I know no one will reblog, but this is a wild shot. I want Tina Fey to see this message. It would be a dream.
Hello Tina Fey,
You and Amy Poehler are an inspiration to me - as I’m a fan of 30 Rock, The Unbreakable Kimmy Schmidt and Parks & Recreation. To be frank, I find both of you to be admirable models for the women’s community (and of course the men’s community as well). Both of you are intelligent women, with fierce aesthetics, with an unmatchable level of wit and humor. One day I too hope to become like you (perhaps becoming a woman would be a difficult thing to do), to achieve a level of prestige that precedes you both.
I am an aspiring screenwriter residing in New York City. My end-goal through my screenplays is to bring to light many of the social issues (through comedy/movies) – issues of gender inequality, poverty, health, depression, existentialism and international affairs to the public.

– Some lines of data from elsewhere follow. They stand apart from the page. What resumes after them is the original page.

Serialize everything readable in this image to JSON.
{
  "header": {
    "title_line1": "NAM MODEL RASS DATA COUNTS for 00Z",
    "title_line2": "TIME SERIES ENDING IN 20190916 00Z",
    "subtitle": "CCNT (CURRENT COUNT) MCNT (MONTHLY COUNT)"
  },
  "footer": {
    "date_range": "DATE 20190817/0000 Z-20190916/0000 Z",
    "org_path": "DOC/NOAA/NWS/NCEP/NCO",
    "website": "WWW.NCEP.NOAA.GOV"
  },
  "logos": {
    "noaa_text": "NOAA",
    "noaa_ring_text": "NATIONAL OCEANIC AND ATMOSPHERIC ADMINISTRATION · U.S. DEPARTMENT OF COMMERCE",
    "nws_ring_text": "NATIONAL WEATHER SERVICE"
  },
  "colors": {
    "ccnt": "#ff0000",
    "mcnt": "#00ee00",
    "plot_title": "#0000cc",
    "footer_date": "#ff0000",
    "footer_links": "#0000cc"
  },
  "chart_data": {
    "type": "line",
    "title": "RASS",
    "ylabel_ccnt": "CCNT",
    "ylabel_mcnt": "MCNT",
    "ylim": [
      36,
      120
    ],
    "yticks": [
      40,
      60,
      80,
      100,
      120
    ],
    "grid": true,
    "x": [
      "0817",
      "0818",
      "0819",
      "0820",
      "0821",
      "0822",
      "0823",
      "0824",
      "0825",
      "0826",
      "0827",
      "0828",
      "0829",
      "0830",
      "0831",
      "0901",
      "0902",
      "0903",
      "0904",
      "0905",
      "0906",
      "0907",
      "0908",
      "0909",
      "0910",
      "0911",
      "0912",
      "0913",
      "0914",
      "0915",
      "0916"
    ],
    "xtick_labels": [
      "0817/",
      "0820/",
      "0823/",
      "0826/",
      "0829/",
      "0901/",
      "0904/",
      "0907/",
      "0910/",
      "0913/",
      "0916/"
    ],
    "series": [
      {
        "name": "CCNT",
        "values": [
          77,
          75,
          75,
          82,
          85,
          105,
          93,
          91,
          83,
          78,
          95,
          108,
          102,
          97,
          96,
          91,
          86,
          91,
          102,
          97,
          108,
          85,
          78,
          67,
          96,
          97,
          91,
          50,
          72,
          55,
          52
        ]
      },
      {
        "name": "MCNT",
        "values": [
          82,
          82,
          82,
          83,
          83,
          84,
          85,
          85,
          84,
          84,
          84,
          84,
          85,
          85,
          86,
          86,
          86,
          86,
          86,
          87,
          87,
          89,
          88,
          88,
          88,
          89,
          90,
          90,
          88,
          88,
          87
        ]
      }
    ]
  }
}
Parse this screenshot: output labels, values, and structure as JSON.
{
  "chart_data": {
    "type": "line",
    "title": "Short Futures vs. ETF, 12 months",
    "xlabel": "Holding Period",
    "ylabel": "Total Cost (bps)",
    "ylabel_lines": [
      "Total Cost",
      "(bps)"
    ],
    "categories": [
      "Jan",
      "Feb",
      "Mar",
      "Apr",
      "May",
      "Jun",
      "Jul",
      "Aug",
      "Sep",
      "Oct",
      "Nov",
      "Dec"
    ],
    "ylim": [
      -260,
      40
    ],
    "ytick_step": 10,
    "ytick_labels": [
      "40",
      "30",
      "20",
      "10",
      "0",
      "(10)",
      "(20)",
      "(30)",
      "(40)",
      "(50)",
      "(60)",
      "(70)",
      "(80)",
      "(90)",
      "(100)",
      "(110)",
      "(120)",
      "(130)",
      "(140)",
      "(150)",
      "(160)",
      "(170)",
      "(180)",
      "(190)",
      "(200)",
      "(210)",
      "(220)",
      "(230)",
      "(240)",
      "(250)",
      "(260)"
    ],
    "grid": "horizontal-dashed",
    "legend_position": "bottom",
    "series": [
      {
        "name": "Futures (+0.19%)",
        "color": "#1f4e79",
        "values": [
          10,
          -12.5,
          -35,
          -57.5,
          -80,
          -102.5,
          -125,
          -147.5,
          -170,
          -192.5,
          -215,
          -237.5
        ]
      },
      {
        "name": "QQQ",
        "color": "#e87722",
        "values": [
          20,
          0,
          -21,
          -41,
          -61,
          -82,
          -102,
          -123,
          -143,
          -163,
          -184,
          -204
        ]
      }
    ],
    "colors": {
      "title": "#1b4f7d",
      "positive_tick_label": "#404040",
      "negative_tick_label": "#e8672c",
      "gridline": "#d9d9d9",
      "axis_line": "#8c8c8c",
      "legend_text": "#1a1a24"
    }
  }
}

I am 21 years old - almost done with college in which I majored in Psychology & Economics. The main reason I majored in those two fields were to secure a future for my two sick ex-cancer parents and a younger sister. Right now, I’m at a very pivotal stage in my life. I want to make it as a screenwriter – it’s just that I don’t know how to go about it. I’m at a serious hump, I don’t know whether or not I should pursue what I love or compromise and make money for those I love. And it sometimes hurts to face the fact that I don’t come from much – literally. Making it in such a ‘bourgeoisie’ field where many individuals come from wealth – or even people fully accustomed to the American culture, can make one feel inadequate.
Lately I have been losing hope. It sometimes feels like those around me frequently get a break, and I’m here busting my arse and my growth just feels stagnant. I hate this, I hate that I might have to let go of my dreams and compromise.
I am sure it is hard to make it in the media world, but I don’t know how I can step into an internship – how to make some mentors in the field and to truly pursue it. It just sucks having to halt your dreams for the sake of god darn effing money. I want to ask you for some advice on how to seep through the intricate layers of the media sphere. This is what I WANT. What are some advice you can offer to someone like me? Are there any internships (coffee boy - anything, I’ll do it!) or any positions in the sphere that needs someone?
And to fathom the notion (the notion that I might fail frightens me) – a notion that dulls the residual yearning you have craved your entire life is truly the harshest thing to swallow. I need some mentorship.
With favorable regards,
Will send writing samples upon request!